Join us for an exciting expose, where the Property Trio delve into the intriguing world of consumer sentiment and explore the recent developments in our markets.
In particular, we’ll be focusing on the May readings of the Westpac Melbourne Institute Consumer Sentiment Index and uncovering some thought-provoking trends.
Source: Westpac Melbourne Institute
Consumer Sentiment: A Reflection of Australian Perceptions
What we’ve learned from the May readings is that Australian’s are a fickle bunch. As soon as the Reserve Bank of Australia (RBA) paused rates, every category within the consumer sentiment index experienced an improvement. It’s clear that our perspectives can shift rapidly, with the RBA largely influencing how most Australians feel about various aspects of their lives.
House Price Expectations: Defying Rate Rise with Optimism
House Price Expectations Index: Despite the rate rise in May, this index surged from 130 to 144 points, suggesting growing optimism among Australians regarding future house prices.

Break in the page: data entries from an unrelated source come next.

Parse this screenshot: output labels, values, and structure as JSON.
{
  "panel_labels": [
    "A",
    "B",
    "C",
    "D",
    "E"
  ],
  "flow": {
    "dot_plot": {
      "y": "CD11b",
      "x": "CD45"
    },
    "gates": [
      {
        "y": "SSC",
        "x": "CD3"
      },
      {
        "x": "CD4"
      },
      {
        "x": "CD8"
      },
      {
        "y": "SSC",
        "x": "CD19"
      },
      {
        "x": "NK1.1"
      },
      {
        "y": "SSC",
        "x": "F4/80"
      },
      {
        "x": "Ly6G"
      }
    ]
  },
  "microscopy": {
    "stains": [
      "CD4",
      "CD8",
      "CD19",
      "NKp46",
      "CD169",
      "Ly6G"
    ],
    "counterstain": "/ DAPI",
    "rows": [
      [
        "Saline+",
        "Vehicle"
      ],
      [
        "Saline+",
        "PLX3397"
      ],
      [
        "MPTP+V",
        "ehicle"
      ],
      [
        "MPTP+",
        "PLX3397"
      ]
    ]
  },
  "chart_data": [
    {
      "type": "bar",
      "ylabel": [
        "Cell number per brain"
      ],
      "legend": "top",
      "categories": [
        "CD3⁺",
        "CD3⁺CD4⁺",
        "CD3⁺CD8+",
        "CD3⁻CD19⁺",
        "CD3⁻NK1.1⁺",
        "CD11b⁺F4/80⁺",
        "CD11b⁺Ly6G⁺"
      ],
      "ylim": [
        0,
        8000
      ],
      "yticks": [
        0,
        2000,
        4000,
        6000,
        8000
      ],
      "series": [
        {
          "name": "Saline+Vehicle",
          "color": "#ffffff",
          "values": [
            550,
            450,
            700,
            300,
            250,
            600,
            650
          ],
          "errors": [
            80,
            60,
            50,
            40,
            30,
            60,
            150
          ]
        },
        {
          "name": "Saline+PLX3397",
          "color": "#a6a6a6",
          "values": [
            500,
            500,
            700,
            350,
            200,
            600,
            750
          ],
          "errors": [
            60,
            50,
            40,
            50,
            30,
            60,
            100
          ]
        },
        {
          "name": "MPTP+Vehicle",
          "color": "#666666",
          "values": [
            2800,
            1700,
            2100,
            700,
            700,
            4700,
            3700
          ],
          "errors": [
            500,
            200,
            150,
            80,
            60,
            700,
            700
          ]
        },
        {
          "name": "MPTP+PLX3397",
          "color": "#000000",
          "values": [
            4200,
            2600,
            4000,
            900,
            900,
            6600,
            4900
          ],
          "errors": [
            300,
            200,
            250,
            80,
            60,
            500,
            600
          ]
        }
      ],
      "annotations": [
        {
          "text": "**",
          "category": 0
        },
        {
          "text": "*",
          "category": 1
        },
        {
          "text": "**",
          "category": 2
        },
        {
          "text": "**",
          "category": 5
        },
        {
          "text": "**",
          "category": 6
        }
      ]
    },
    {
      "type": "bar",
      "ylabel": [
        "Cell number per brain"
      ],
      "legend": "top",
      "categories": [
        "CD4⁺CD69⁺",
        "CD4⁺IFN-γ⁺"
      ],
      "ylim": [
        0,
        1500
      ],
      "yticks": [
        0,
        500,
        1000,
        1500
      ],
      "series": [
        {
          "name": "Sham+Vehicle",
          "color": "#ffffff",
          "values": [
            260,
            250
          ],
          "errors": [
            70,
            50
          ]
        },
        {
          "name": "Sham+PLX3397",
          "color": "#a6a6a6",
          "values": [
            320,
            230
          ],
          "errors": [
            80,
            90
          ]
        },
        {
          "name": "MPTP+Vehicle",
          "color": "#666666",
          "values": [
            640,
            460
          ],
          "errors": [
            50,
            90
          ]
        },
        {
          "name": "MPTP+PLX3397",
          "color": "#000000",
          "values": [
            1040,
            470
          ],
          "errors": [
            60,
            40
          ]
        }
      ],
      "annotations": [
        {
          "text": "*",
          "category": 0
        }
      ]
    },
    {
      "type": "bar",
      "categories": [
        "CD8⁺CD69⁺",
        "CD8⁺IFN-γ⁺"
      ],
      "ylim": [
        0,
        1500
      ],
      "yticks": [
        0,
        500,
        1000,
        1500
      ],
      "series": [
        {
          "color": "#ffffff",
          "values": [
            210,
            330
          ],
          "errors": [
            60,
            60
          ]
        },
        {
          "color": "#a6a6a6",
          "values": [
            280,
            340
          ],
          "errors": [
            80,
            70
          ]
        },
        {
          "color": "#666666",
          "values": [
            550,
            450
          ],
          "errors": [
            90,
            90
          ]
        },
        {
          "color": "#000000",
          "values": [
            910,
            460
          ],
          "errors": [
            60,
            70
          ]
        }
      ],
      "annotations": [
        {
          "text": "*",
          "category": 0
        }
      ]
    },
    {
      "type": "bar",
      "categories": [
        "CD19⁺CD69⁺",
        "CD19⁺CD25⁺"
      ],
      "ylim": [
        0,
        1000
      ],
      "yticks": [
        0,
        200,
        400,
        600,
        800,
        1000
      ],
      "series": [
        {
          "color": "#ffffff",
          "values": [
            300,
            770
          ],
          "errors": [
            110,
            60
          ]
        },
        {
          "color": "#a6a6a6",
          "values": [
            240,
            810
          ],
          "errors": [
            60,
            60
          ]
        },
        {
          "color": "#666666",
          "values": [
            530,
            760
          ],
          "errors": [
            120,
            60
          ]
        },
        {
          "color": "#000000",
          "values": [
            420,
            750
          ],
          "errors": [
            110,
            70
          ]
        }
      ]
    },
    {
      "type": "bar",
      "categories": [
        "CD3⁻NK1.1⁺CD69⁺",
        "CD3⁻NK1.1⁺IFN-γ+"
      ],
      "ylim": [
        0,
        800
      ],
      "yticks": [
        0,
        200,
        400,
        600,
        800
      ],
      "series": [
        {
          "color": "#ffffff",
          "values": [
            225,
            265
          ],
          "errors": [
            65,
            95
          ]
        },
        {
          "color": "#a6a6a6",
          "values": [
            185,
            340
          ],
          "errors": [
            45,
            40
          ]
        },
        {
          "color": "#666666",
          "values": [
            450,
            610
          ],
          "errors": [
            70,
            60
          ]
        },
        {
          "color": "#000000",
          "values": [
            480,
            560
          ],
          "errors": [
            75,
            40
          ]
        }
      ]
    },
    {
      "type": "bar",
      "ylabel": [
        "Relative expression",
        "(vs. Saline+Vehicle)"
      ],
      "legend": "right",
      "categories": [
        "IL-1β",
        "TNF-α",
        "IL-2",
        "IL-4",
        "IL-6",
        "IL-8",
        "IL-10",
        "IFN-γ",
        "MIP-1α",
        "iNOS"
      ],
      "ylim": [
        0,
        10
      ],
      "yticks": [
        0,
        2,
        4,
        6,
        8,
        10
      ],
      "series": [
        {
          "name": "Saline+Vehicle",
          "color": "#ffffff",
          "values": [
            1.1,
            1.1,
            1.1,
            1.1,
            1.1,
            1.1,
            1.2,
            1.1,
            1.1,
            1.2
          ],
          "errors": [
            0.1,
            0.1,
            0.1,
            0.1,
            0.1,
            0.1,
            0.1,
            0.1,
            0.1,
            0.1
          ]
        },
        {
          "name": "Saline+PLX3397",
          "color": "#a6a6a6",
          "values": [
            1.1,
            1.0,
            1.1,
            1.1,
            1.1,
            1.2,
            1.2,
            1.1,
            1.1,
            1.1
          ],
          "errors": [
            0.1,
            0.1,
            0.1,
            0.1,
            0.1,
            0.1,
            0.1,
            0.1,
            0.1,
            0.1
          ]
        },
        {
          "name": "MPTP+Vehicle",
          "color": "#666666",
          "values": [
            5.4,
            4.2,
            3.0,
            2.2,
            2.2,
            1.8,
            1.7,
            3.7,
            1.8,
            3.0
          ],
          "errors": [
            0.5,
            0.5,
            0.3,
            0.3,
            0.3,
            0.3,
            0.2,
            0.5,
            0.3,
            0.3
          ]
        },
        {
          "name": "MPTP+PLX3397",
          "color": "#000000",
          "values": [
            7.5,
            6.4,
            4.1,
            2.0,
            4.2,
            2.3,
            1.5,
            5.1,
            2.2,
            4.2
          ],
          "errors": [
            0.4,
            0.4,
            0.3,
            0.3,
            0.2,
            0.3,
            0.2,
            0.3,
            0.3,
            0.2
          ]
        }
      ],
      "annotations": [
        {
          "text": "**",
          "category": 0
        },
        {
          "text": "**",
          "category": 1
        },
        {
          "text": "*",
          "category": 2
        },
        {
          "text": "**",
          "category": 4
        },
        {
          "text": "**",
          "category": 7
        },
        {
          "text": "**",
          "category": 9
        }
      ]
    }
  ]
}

Time to Buy a Dwelling Index: This index increased from 71 to 76 points
Journalists’ Influence: Assessing the Property Market’s Direction
Journalists have been asserting that the property market downturn is over and that it’s not just a temporary rebound. However, it’s hard to determine whether these claims hold true or not, only time will tell! The collective decisions made by individuals can influence the accuracy of such predictions and make them come true.
Furthermore, the House Price Expectations Index witnessed a significant surge of 10.7%, indicating that many people are aligning with the notion that the market has reached its lowest point and is poised for growth.
When we consider both the consumer sentiment and the underlying economic fundamentals, there seems to be little standing in the way of a continued rise in prices.
Economic Conditions: A Nose-Dive Fueled by Affordability and Inflation
It’s important to note that sentiment towards the outlook for economic conditions over the next 12 months and the next 5 years experienced almost a 10% decline over the month. Several significant factors contribute to this decline, including housing affordability and inflation.
Historically, we’ve seen a two-speed economy—one driven by overall economic performance and the other by the property market. While the RBA doesn’t directly target asset prices, their recent meeting minutes indicate their awareness of this issue. It’s a delicate balancing act for them, caught between economic concerns and the potential for surging house prices.
Front Page News: RBA’s Unexpected Rate Increase in June
Money markets were predicting a 50% likelihood of a further rate increase in August, with some suggesting the possibility of one or two additional rate hikes. The prediction in August is linked to the release of inflation numbers at the end of July. However, the RBA surprised us yet again with another rate increase this month in June, and a July rise is a 50/50 bet or better now.
It becomes evident that we need a better dashboard for tracking inflation than quarterly assessments. The market pricings we rely on are an amalgamation of opinions, often timed with data releases.
US Debt Ceiling Dance: Impact on Markets Looming
Beyond our borders, the United States approached its debt ceiling of $31.4 trillion (yes trillion!) again, necessitating approval from Congress for an increase. After weeks of high-stakes budget negotiations, the dance between Republicans and Democrats came to an end on 3rd of June when President Biden signed the new agreement into law. Such negotiations can have a significant impact on global sentiment and markets fall during this period because of the huge implications of the USA defaulting on its debt.